Deskripsi

“Lengkung SPEKTRUM FAJAR SENJA aneka warna KASIH SETIA ALLAH yang mengayomi JEJAK LANGKAH KEHIDUPAN bertanda nama 'BELUM'!"

Kamis, 02 Januari 2025

“Sujud Selembar Daun” (2)

 (Oleh: A. G. Hadzarmawit Netti)

“Sujud Selembar Daun” adalah judul kumpulan sajak; sanjak; yang  sudah lazim disebut puisi. Kumpulan puisi yang berisi 40 untaian puisi ini adalah karya sastrawan Mezra E. Pellondou, diterbitkan pada bulan Maret 2020, dicetak oleh CV Oase Group Surakarta, Jawa Tengah. Arti leksikal kata sujud yakni: berlutut serta meletakkan dahi ke lantai, misalnya pada waktu salat sambil membaca tasbih (bagi umat Islam); atau menyembah sebagaimana dilakukan oleh murid-murid Yesus (misalnya, Lukas 24:52, atau Wahyu 1:17) dan pernyataan hormat dengan berlutut serta menundukkan kepala sampai ke tanah. Sujud  juga berarti jatuh atau gugur,  kena goda, tergoda, berserah diri sambil meratap  atau meneteskan air mata. Ungkapan selembar daun  memiliki makna figuratif seseorang (dengan seluruh lembaran hidupnya).

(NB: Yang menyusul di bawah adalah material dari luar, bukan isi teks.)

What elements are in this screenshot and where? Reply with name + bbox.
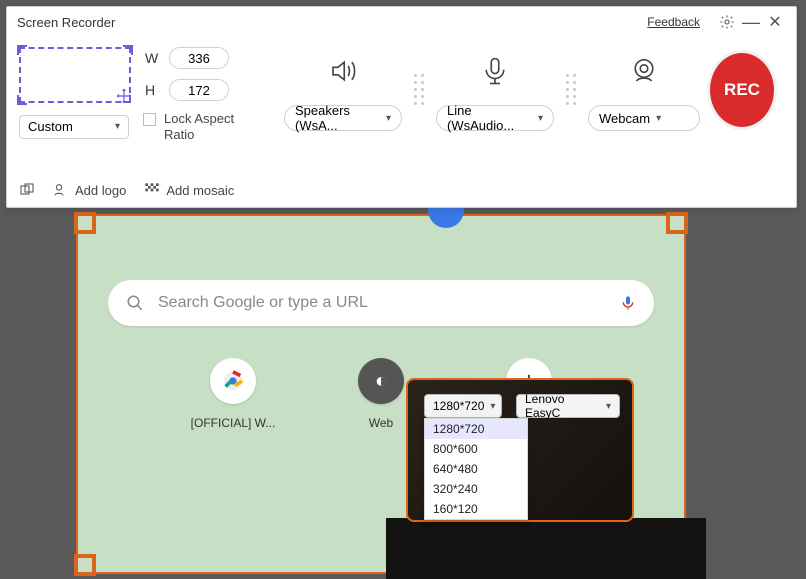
region-corner-handle[interactable]: [74, 554, 96, 576]
resolution-option[interactable]: 1280*720: [425, 419, 527, 439]
width-label: W: [145, 50, 159, 66]
resolution-option[interactable]: 640*480: [425, 459, 527, 479]
region-corner-handle[interactable]: [666, 212, 688, 234]
webcam-resolution-select[interactable]: 1280*720 ▾: [424, 394, 502, 418]
screen-recorder-panel: Screen Recorder Feedback — ✕ W: [6, 6, 797, 208]
webcam-preview-panel[interactable]: 1280*720 ▾ Lenovo EasyC ▾ 1280*720 800*6…: [406, 378, 634, 522]
chevron-down-icon: ▾: [656, 113, 661, 124]
audio-level-indicator: [414, 74, 424, 105]
height-input[interactable]: [169, 79, 229, 101]
shortcut-tile[interactable]: [OFFICIAL] W...: [190, 358, 276, 430]
region-corner-handle[interactable]: [74, 212, 96, 234]
search-icon: [126, 294, 144, 312]
add-mosaic-label: Add mosaic: [166, 183, 234, 198]
record-button[interactable]: REC: [710, 53, 774, 127]
webcam-feed-dark: [386, 518, 706, 579]
microphone-select[interactable]: Line (WsAudio... ▾: [436, 105, 554, 131]
microphone-icon: [480, 51, 510, 91]
feedback-link[interactable]: Feedback: [647, 15, 700, 29]
region-preset-value: Custom: [28, 119, 73, 134]
webcam-select[interactable]: Webcam ▾: [588, 105, 700, 131]
resolution-option[interactable]: 320*240: [425, 479, 527, 499]
google-logo-partial: [428, 206, 464, 228]
close-icon[interactable]: ✕: [764, 11, 786, 33]
chevron-down-icon: ▾: [538, 113, 543, 124]
add-mosaic-button[interactable]: Add mosaic: [144, 182, 234, 198]
region-preset-select[interactable]: Custom ▾: [19, 115, 129, 139]
resolution-option[interactable]: 800*600: [425, 439, 527, 459]
add-logo-label: Add logo: [75, 183, 126, 198]
chevron-down-icon: ▾: [115, 121, 120, 132]
mic-level-indicator: [566, 74, 576, 105]
browser-search-bar[interactable]: Search Google or type a URL: [108, 280, 654, 326]
audio-output-select[interactable]: Speakers (WsA... ▾: [284, 105, 402, 131]
chevron-down-icon: ▾: [606, 401, 611, 412]
webcam-camera-value: Lenovo EasyC: [525, 392, 600, 420]
chevron-down-icon: ▾: [386, 113, 391, 124]
add-logo-button[interactable]: Add logo: [53, 182, 126, 198]
microphone-block: Line (WsAudio... ▾: [436, 47, 554, 131]
title-bar: Screen Recorder Feedback — ✕: [7, 7, 796, 37]
width-input[interactable]: [169, 47, 229, 69]
screenshot-tool-icon[interactable]: [19, 182, 35, 198]
chevron-down-icon: ▾: [490, 401, 495, 412]
resolution-option[interactable]: 160*120: [425, 499, 527, 519]
webcam-resolution-value: 1280*720: [433, 399, 484, 413]
shortcut-icon: [210, 358, 256, 404]
settings-icon[interactable]: [716, 11, 738, 33]
checkbox-icon: [143, 113, 156, 126]
audio-output-value: Speakers (WsA...: [295, 103, 380, 133]
minimize-icon[interactable]: —: [740, 11, 762, 33]
height-label: H: [145, 82, 159, 98]
shortcut-label: [OFFICIAL] W...: [190, 416, 276, 430]
shortcut-icon: ◐: [358, 358, 404, 404]
search-placeholder: Search Google or type a URL: [158, 294, 620, 312]
webcam-value: Webcam: [599, 111, 650, 126]
webcam-camera-select[interactable]: Lenovo EasyC ▾: [516, 394, 620, 418]
move-handle-icon[interactable]: [115, 87, 133, 105]
webcam-icon: [627, 51, 661, 91]
lock-aspect-label: Lock Aspect Ratio: [164, 111, 244, 142]
mic-icon[interactable]: [620, 293, 636, 313]
app-title: Screen Recorder: [17, 15, 115, 30]
system-audio-block: Speakers (WsA... ▾: [284, 47, 402, 131]
speaker-icon: [325, 51, 361, 91]
bottom-toolbar: Add logo Add mosaic: [7, 173, 246, 207]
capture-region-preview[interactable]: [19, 47, 131, 103]
microphone-value: Line (WsAudio...: [447, 103, 532, 133]
record-label: REC: [724, 80, 760, 100]
webcam-block: Webcam ▾: [588, 47, 700, 131]
webcam-resolution-menu: 1280*720 800*600 640*480 320*240 160*120: [424, 418, 528, 520]
lock-aspect-checkbox[interactable]: Lock Aspect Ratio: [143, 111, 244, 142]
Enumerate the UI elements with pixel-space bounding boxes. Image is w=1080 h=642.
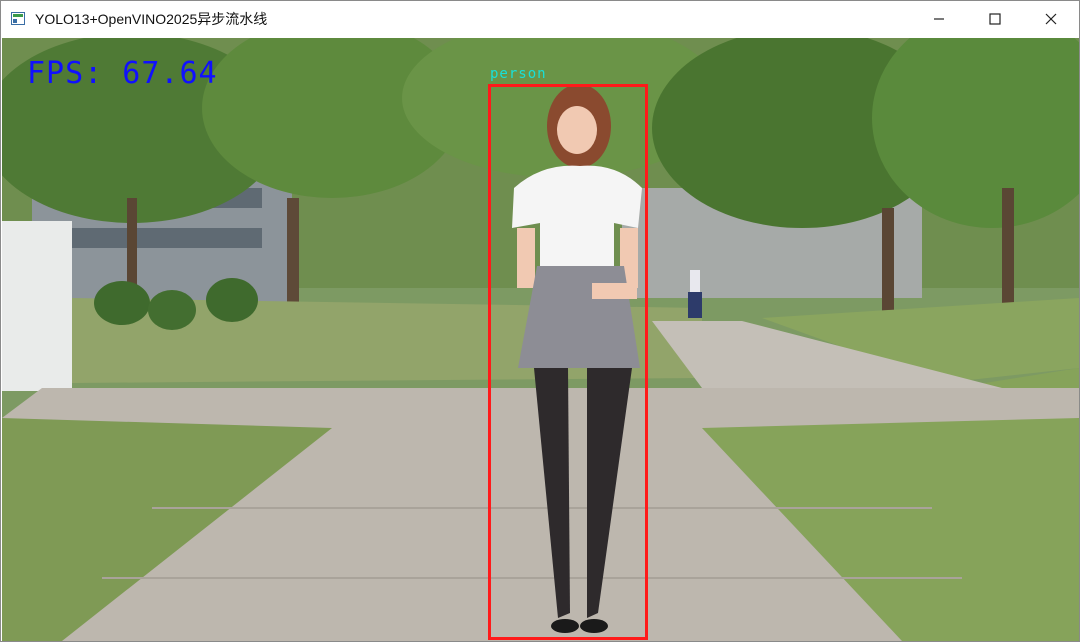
fps-counter: FPS: 67.64	[27, 56, 218, 91]
minimize-button[interactable]	[911, 1, 967, 37]
title-bar[interactable]: YOLO13+OpenVINO2025异步流水线	[1, 1, 1079, 37]
video-frame: FPS: 67.64 person	[2, 38, 1079, 641]
minimize-icon	[934, 18, 944, 20]
maximize-icon	[989, 13, 1001, 25]
maximize-button[interactable]	[967, 1, 1023, 37]
close-button[interactable]	[1023, 1, 1079, 37]
window-title: YOLO13+OpenVINO2025异步流水线	[35, 11, 268, 27]
app-window: YOLO13+OpenVINO2025异步流水线 FPS: 67.64 pers…	[0, 0, 1080, 642]
window-app-icon[interactable]	[11, 11, 27, 27]
detection-label: person	[490, 66, 547, 82]
window-controls	[911, 1, 1079, 37]
close-icon	[1045, 13, 1057, 25]
detection-bounding-box	[488, 84, 648, 640]
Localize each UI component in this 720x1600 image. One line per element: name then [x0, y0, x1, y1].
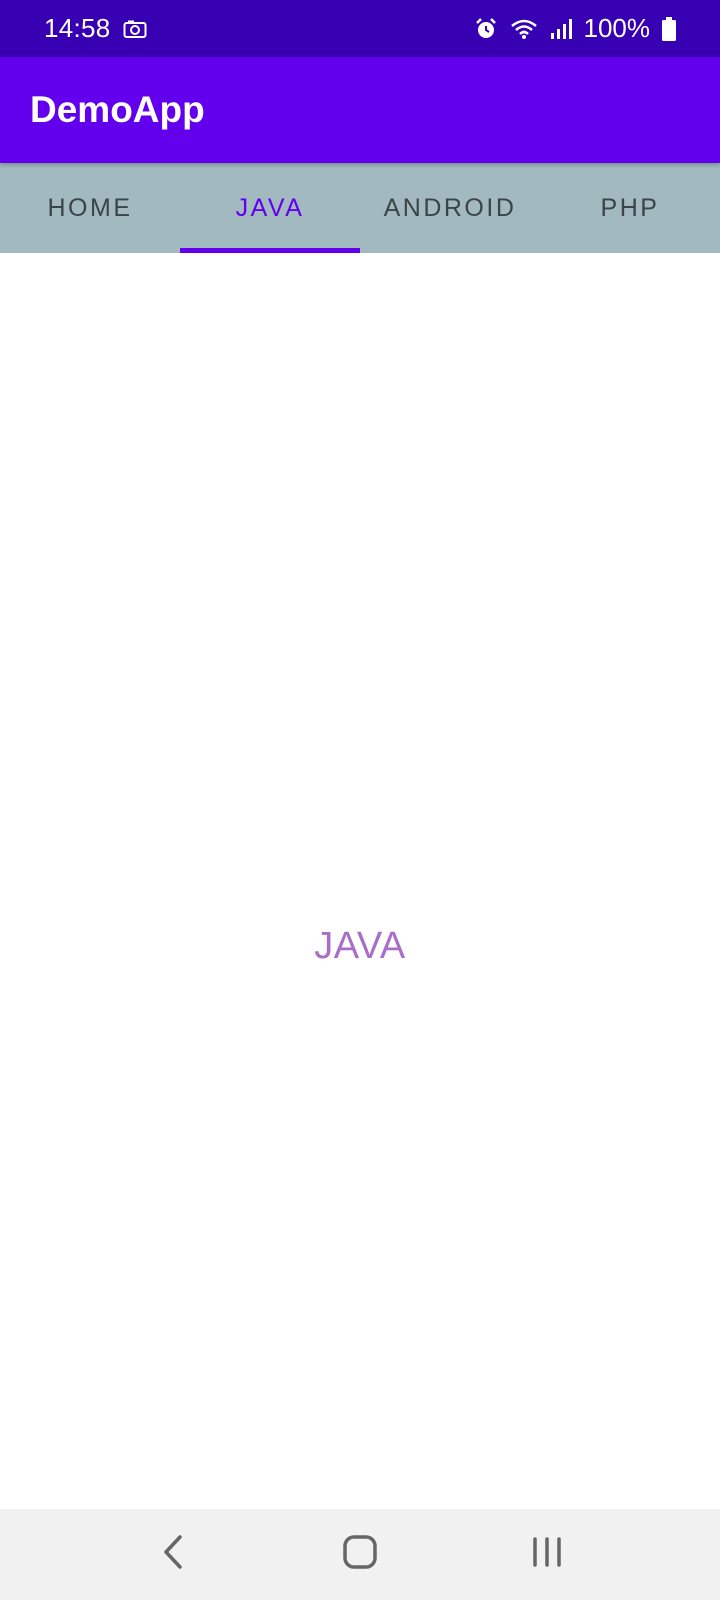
battery-percent: 100% [583, 13, 651, 43]
tab-bar: HOME JAVA ANDROID PHP [0, 163, 720, 253]
status-bar: 14:58 100% [0, 0, 720, 57]
back-button[interactable] [133, 1525, 213, 1585]
tab-content: JAVA [0, 253, 720, 1509]
content-label: JAVA [314, 924, 406, 967]
signal-icon [550, 18, 572, 40]
screen: 14:58 100% DemoApp HOME JAVA ANDROID PHP… [0, 0, 720, 1600]
home-button[interactable] [320, 1525, 400, 1585]
battery-icon [662, 16, 676, 41]
app-title: DemoApp [30, 89, 205, 130]
app-bar: DemoApp [0, 57, 720, 163]
status-left: 14:58 [44, 13, 147, 44]
recents-icon [531, 1536, 563, 1573]
tab-php[interactable]: PHP [540, 163, 720, 253]
alarm-icon [474, 17, 498, 41]
status-right: 100% [474, 13, 676, 44]
recents-button[interactable] [507, 1525, 587, 1585]
camera-icon [123, 19, 147, 39]
tab-home[interactable]: HOME [0, 163, 180, 253]
home-icon [343, 1535, 377, 1574]
tab-android[interactable]: ANDROID [360, 163, 540, 253]
tab-java[interactable]: JAVA [180, 163, 360, 253]
status-time: 14:58 [44, 13, 111, 43]
navigation-bar [0, 1509, 720, 1600]
wifi-icon [510, 18, 538, 40]
back-icon [162, 1535, 184, 1574]
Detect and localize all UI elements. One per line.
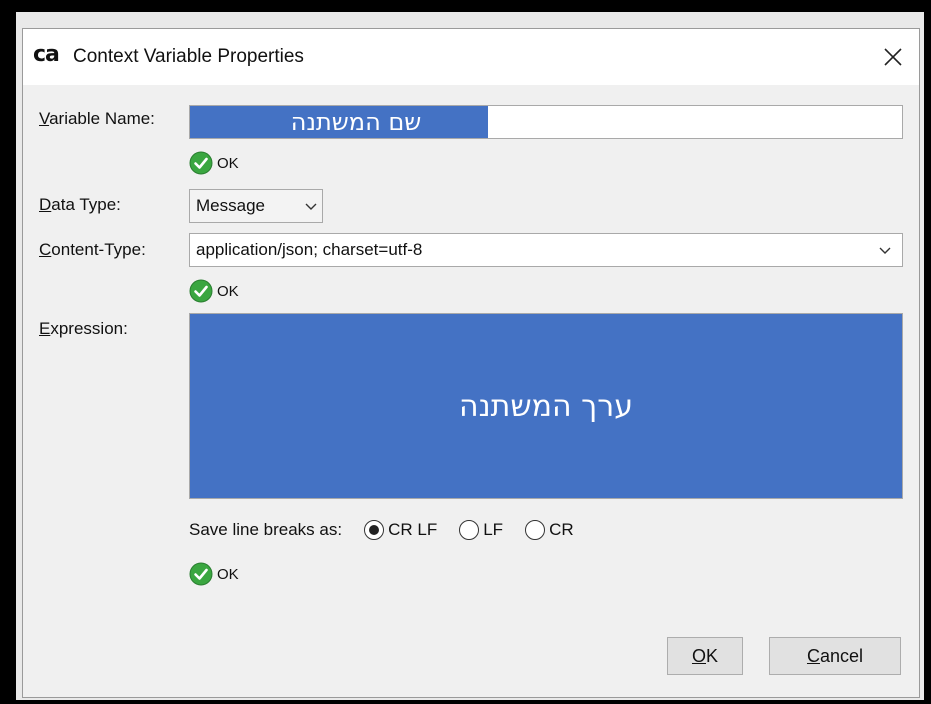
content-type-value: application/json; charset=utf-8 xyxy=(196,240,423,259)
close-button[interactable] xyxy=(871,35,915,79)
expression-status: OK xyxy=(189,562,239,586)
radio-button-selected xyxy=(364,520,385,540)
expression-value: ערך המשתנה xyxy=(459,388,633,424)
check-circle-icon xyxy=(189,151,213,175)
title-bar: ca Context Variable Properties xyxy=(23,29,919,85)
close-icon xyxy=(884,48,902,66)
check-circle-icon xyxy=(189,562,213,586)
status-text: OK xyxy=(217,282,239,300)
variable-name-input[interactable]: שם המשתנה xyxy=(189,105,903,139)
cancel-button[interactable]: Cancel xyxy=(769,637,901,675)
ok-button[interactable]: OK xyxy=(667,637,743,675)
check-circle-icon xyxy=(189,279,213,303)
chevron-down-icon xyxy=(868,245,902,255)
status-text: OK xyxy=(217,565,239,583)
status-text: OK xyxy=(217,154,239,172)
ca-logo: ca xyxy=(33,42,60,67)
radio-lf[interactable]: LF xyxy=(459,520,503,540)
content-type-combo[interactable]: application/json; charset=utf-8 xyxy=(189,233,903,267)
line-breaks-label: Save line breaks as: xyxy=(189,520,343,539)
content-type-status: OK xyxy=(189,279,239,303)
variable-name-selection: שם המשתנה xyxy=(190,106,488,138)
radio-button xyxy=(525,520,546,540)
chevron-down-icon xyxy=(300,201,322,211)
radio-crlf[interactable]: CR LF xyxy=(364,520,437,540)
data-type-select[interactable]: Message xyxy=(189,189,323,223)
radio-cr[interactable]: CR xyxy=(525,520,574,540)
expression-label: Expression: xyxy=(39,319,128,338)
content-type-label: Content-Type: xyxy=(39,240,146,259)
expression-textarea[interactable]: ערך המשתנה xyxy=(189,313,903,499)
line-breaks-row: Save line breaks as: CR LF LF CR xyxy=(189,517,596,543)
data-type-value: Message xyxy=(196,196,265,215)
variable-name-label: Variable Name: xyxy=(39,109,155,128)
data-type-label: Data Type: xyxy=(39,195,121,214)
variable-name-status: OK xyxy=(189,151,239,175)
radio-button xyxy=(459,520,480,540)
context-variable-dialog: ca Context Variable Properties Variable … xyxy=(22,28,920,698)
window-title: Context Variable Properties xyxy=(73,46,304,67)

Dengan demikian, kumpulan puisi sastrawan Mezra E. Pellondou yang berjudul “Sujud Selembar Daun”  (Worship of a leaf     Shedding of a leaf) menyarankan makna “seseorang dalam totalitasnya sebagai manusia sujud di hadapan yang ditakziminya, yakni Tuhan dan/atau ALLAH, seraya membuka dan/atau menanggalkan lembaran hidupnya [yang lama] demi memulai  lembaran hidup baru”. “Sujud Selembar Daun” juga berarti  “jatuhnya atau gugurnya seseorang dalam merambah kehidupan”; “kena goda atau tergodanya seseorang dalam menghadapi cobaan hidup yang membuatnya berserah diri sambil meratap atau meneteskan air mata penyesalan dan/atau kesedihan, lalu bangkit kembali setelah memperoleh kekuatan baru”. Inilah makna yang tersirat dalam judul kumpulan puisi “Sujud Selembar Daun” berdasarkan analisis bahasa bersumber pada Chambers Twentieth Century Dictionary (London 1972); yang mengakhiri analisis makna entri “leaf” (daun) dengan suatu frasa “turn over a new leaf”  yang artinya “to begin a new and better course of conduct”, yang dapat diterjemahkan “memulai suatu hidup baru yang lebih baik…” dan/atau “berbalik dari hidup yang lama ke hidup yang baru”, “memperbaharui kembali perilaku kehidupan”. Makna yang tersirat di dalam frasa ini menyatakan tentang sifat, ciri-ciri seseorang (apakah itu diri sendiri atau diri orang lain) telah memiliki sifat yang baik atau lebih baik, setelah sujud yang dilakukannya dengan segenap hati, segenap jiwa, dan segenap akal budi.. Semua yang diwedarkan di atas inilah yang merupakan poetry (the essential quality of a poem /kualitas esensial sajak; sanjak; yang sudah lazim disebut  puisi) yang tersirat dalam buku kumpulan puisi berjudul, “Sujud Selembar Daun”  karya sastrawan Mezra E. Pellondou.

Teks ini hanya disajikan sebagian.